Женщина с ребенком (она прикрыла младенца телом) была приколота к стене, да так и осталась висеть на глубоко вошедшем в штукатурку пилуме.
Мать и дочь, не разомкнувшие объятий, зарубленные одним тяжелым ударом. Старик знал их — это были жена и дочь смешливого Ави, молочника из Галилеи, лысого, как колено, несмотря на небольшой возраст. Сам Ави лежал неподалеку, убитый ударом в горло — в разверстой ране виднелась белая кость позвонка.

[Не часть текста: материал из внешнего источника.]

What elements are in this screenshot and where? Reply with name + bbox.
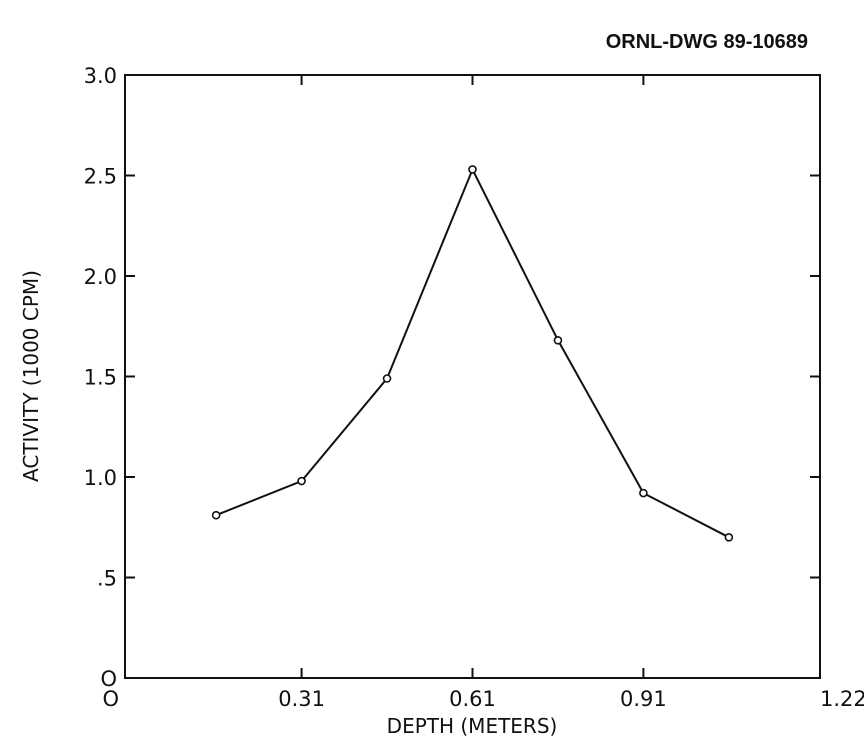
- data-point: [553, 336, 563, 345]
- x-axis-label: DEPTH (METERS): [387, 714, 558, 738]
- data-point: [382, 374, 392, 383]
- x-tick-label: 0.31: [278, 687, 325, 711]
- y-axis-label: ACTIVITY (1000 CPM): [19, 270, 43, 482]
- y-tick-label: 2.5: [84, 165, 117, 189]
- activity-series-points: [211, 165, 734, 542]
- data-point: [639, 488, 648, 498]
- x-tick-label: 1.22: [820, 687, 864, 711]
- x-tick-label: 0.91: [620, 687, 667, 711]
- activity-series-line: [215, 167, 730, 539]
- data-point: [297, 476, 306, 486]
- data-point: [211, 510, 221, 520]
- y-tick-label: O: [100, 667, 117, 691]
- data-point: [468, 165, 477, 174]
- y-axis: O .5 1.0 1.5 2.0 2.5 3.0: [84, 64, 820, 691]
- data-point: [724, 532, 734, 542]
- x-axis: O 0.31 0.61 0.91 1.22: [102, 75, 864, 711]
- y-tick-label: .5: [97, 567, 117, 591]
- x-tick-label: O: [102, 687, 119, 711]
- y-tick-label: 1.0: [84, 466, 117, 490]
- y-tick-label: 2.0: [84, 265, 117, 289]
- y-tick-label: 3.0: [84, 64, 117, 88]
- drawing-id: ORNL-DWG 89-10689: [606, 31, 808, 53]
- y-tick-label: 1.5: [84, 366, 117, 390]
- x-tick-label: 0.61: [449, 687, 496, 711]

Сначала вооруженные мужчины убивали женщин, стариков и детей, а потом рубили друг друга — беспорядочно, с отчаянной злостью, словно мстили сами себе. Рубили за смерть близких, за поражение, за закончившуюся жизнь, рубили потому, что из ловушки не было выхода. Если бы они дожили до завтрашней атаки «Фрезентиса», то легион недосчитался бы нескольких сотен солдат. Но римлянам уже ничего не грозило, мертвые не могли защищать крепость.